No me corresponde detenerme sobre el significado de la batalla en sí, sobre los afanes del soldado polaco por estas pendientes pedregosas. Los habitantes de este hermoso país de Italia recuerdan que el soldado polaco traía la liberación a su patria. Lo recuerdan con estima y amor. Nosotros sabemos que este soldado, en el mismo momento, iba por un largo y tortuoso camino «de la tierra italiana a Polonia», como en otro tiempo las legiones de Dabrowski.

Le guiaba la conciencia de una causa justa, ya que fue una causa justa y nunca dejará de serlo, el derecho de una nación a la existencia y a la existencia independiente, a la vida social, en el espíritu de las propias convicciones y tradiciones nacionales y religiosas, a la soberanía del propio país.

Este derecho del pueblo, violado durante más de cien años con la división, fue amenazado de nuevo en septiembre de 1939. Y así, durante todo ese período del 1 de septiembre hasta Montecassino, ese soldado iba por muchos caminos mirando a la divina Providencia y a la justicia de los tiempos, con los ojos puestos en la Madre de Jasna Góra. Iba y combatía de nuevo como las generaciones pasadas por «nuestra y vuestra libertad».

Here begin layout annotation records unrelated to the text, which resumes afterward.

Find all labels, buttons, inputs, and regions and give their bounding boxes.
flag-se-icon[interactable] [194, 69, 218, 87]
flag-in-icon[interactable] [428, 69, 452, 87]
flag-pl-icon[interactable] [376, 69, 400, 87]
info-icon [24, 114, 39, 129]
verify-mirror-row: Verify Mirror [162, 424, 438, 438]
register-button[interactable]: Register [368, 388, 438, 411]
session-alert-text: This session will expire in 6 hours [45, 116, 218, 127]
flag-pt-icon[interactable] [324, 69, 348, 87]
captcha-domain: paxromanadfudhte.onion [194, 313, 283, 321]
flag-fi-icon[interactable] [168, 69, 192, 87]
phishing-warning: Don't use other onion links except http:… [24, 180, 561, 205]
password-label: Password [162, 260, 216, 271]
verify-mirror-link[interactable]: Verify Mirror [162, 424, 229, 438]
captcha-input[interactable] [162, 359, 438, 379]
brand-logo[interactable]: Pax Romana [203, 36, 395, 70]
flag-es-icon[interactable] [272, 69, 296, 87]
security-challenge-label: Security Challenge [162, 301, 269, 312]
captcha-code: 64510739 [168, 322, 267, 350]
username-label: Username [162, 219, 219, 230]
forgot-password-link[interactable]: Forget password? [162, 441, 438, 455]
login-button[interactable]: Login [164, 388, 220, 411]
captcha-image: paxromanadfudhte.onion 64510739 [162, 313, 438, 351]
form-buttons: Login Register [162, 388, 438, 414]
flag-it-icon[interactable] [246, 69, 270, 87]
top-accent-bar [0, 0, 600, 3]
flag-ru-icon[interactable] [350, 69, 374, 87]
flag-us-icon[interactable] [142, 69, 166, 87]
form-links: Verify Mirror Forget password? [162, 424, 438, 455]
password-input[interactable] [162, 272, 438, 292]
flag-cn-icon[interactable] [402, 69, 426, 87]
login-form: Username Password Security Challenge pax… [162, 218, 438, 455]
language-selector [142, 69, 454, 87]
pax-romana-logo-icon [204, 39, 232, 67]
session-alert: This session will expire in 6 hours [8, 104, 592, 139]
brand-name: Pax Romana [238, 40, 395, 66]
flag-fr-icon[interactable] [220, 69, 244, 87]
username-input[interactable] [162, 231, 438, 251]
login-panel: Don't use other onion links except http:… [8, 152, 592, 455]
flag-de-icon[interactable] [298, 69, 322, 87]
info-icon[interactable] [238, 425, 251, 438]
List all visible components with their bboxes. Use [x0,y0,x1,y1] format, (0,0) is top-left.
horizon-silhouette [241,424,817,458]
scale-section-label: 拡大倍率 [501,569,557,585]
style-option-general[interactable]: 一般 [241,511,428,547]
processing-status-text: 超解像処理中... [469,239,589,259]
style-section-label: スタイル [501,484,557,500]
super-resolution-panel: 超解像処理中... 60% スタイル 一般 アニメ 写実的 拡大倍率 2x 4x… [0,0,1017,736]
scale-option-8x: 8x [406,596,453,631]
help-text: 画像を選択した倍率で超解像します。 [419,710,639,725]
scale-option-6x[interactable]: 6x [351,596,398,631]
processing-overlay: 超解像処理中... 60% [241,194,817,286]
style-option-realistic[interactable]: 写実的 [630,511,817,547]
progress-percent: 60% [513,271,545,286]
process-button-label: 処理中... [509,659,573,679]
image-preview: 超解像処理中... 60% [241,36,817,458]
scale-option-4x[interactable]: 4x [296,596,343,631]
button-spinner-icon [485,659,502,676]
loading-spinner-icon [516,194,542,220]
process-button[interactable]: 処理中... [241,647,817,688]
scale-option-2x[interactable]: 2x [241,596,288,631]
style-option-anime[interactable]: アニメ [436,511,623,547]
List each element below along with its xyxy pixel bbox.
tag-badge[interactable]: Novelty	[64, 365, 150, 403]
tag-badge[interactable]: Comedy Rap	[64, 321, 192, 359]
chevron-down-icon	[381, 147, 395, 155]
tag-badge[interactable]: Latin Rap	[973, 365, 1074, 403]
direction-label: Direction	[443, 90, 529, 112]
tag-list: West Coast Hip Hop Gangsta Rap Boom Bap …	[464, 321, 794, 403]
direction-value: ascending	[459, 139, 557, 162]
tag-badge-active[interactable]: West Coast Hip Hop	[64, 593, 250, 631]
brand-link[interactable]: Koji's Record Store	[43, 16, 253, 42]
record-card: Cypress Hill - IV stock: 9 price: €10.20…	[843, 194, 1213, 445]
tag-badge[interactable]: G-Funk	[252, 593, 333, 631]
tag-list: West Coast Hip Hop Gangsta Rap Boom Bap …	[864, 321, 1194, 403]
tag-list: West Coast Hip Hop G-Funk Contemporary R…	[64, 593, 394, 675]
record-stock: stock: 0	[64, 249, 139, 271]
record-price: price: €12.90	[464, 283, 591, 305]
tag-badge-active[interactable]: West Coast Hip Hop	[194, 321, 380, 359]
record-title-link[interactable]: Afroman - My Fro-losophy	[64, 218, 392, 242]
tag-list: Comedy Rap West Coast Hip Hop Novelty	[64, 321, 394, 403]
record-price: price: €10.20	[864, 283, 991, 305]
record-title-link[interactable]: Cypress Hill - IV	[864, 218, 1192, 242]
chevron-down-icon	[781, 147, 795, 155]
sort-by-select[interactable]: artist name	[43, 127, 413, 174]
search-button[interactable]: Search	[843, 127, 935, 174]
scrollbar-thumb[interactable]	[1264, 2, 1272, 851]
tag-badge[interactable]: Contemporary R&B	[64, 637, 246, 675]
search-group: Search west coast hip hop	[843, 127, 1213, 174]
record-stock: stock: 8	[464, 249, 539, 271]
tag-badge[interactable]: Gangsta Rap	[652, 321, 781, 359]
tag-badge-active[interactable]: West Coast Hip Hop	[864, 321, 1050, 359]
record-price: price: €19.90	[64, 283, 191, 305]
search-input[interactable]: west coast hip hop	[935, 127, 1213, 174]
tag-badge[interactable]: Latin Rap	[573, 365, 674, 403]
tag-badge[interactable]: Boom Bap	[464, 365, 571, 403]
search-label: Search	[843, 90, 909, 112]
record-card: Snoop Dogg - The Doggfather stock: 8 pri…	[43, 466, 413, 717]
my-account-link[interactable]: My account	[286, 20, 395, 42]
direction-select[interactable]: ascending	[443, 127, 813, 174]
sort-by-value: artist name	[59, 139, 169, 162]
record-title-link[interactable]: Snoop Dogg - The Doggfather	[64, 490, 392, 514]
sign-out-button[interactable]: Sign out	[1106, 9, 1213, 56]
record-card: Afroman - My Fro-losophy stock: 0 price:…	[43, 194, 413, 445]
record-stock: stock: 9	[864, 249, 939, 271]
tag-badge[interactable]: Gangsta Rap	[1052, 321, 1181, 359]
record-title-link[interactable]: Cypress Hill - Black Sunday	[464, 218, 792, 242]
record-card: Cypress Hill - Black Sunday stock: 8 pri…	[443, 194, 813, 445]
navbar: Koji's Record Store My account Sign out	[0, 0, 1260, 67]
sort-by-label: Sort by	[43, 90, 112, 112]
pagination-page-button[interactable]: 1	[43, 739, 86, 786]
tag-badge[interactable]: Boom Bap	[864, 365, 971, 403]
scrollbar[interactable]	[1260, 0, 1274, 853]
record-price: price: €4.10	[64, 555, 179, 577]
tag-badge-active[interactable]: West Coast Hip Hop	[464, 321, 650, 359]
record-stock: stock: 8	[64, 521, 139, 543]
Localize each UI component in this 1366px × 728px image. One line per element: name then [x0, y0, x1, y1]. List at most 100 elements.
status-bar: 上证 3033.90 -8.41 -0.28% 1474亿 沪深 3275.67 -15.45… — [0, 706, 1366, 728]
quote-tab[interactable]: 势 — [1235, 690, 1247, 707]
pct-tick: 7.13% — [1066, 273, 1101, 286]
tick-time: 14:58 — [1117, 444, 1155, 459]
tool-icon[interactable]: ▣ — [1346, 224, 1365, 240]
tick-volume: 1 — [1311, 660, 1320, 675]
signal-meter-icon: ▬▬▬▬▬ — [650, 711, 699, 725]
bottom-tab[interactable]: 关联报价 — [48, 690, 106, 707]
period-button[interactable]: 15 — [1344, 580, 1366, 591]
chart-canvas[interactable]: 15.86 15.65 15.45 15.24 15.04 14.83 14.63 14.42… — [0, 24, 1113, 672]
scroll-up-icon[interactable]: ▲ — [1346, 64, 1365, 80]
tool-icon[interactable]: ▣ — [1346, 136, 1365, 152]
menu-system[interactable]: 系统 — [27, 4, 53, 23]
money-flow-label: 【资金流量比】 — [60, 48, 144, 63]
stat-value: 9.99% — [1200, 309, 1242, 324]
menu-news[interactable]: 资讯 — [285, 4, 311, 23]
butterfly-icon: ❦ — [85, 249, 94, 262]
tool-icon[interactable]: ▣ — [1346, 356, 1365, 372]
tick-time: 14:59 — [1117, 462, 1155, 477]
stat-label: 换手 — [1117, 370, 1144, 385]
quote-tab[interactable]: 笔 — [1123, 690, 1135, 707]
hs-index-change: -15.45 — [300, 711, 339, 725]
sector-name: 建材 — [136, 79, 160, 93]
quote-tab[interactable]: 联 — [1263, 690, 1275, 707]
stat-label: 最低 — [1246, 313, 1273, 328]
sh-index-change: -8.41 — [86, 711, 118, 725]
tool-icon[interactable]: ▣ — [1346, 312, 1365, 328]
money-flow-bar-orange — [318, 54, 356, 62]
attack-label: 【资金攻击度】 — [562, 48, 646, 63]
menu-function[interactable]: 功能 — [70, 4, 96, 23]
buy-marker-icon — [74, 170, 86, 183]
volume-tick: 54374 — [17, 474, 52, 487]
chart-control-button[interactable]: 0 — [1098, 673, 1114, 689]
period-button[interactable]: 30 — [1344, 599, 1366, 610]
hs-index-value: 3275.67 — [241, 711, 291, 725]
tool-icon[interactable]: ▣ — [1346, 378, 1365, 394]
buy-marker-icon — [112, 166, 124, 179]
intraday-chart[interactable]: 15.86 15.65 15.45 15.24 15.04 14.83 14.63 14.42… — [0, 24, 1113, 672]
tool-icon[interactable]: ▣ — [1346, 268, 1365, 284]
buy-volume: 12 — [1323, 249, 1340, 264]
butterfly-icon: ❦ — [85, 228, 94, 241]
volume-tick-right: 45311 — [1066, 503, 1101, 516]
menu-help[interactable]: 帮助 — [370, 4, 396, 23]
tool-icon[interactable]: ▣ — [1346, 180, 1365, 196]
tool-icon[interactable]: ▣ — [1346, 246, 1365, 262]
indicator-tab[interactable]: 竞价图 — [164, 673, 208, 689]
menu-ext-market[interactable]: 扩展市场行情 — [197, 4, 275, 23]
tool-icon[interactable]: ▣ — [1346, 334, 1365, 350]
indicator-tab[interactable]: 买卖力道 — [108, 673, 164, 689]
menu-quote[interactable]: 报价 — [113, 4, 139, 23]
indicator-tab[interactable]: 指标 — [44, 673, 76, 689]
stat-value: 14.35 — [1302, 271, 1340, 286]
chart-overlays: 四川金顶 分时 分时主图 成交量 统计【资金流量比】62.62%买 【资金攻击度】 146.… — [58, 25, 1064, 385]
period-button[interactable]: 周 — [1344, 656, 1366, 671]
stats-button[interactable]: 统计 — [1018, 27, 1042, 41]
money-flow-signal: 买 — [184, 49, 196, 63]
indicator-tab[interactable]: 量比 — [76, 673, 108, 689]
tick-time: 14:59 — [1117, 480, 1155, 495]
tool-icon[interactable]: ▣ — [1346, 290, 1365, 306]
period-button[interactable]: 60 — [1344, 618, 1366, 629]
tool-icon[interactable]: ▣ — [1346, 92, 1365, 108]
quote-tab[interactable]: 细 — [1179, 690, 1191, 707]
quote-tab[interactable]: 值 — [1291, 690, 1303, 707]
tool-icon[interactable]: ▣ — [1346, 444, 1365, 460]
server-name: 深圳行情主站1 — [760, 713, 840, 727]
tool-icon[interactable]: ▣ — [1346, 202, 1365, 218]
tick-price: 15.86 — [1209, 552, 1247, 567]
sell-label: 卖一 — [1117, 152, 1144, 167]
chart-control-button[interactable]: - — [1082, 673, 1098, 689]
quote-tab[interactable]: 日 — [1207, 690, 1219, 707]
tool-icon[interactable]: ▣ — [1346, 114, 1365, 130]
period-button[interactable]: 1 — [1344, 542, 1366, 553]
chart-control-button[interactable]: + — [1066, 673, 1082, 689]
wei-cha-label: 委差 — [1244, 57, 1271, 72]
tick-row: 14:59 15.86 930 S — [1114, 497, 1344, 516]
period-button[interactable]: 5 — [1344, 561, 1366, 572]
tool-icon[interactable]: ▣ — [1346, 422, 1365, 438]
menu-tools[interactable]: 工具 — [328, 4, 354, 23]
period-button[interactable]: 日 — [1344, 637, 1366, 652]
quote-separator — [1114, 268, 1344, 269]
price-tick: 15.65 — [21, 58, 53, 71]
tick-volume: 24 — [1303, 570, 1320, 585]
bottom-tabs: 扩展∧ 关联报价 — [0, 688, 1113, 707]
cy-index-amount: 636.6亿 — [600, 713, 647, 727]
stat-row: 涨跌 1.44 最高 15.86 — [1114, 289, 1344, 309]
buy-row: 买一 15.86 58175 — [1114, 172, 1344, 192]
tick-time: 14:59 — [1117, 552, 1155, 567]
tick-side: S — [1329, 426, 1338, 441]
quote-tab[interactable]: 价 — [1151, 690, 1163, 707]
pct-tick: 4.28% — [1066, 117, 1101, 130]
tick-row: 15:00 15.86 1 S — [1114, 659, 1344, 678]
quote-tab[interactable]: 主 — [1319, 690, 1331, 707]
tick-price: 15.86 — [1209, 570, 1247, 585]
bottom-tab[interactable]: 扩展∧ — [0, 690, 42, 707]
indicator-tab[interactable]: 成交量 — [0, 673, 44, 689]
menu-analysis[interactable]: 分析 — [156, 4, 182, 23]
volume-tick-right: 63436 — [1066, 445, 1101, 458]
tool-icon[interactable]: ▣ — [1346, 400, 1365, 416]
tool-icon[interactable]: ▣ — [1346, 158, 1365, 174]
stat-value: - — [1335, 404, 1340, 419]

6. Hoy, encontrándonos aquí en Montecassino, quiero ser siervo y voz de este orden de la vida del hombre, social e internacional, que se construye sobre la justicia y el amor, según los consejos del Evangelio de Cristo.

Y precisamente por esto revivo con vosotros, sobre todo con los que combatíais aquí, el valor moral de esta batalla. Lo revivo con vosotros, queridos compatriotas, y al mismo tiempo con todos los que descansan aquí, vuestros compañeros de armas, con todos, comenzando por el comandante jefe y el obispo castrense, con todos hasta el más joven y simple soldado.

Muchas veces he caminado por este cementerio. He leído las inscripciones sobre las lápidas con la indicación del día y lugar de nacimiento de cada uno. Estas inscripciones reproducían en los ojos de mi alma los rasgos de mi patria, de esa patria en la que he nacido. Estas inscripciones de tantos lugares de la tierra polaca, de todas partes desde el Oriente al Occidente, desde el Sur al Norte, no cesan de gritar aquí, en el corazón de Europa, a los pies de la abadía que recuerda los tiempos de San Benito, no cesan de gritar lo mismo que gritaban los corazones de los soldados que combatieron aquí: Dios que guardas a Polonia por tantos siglos...

Inclinamos nuestras frentes ante los héroes.

Encomendamos sus almas a Dios.

Encomendamos a Dios, la Patria, Polonia, Europa, el Mundo.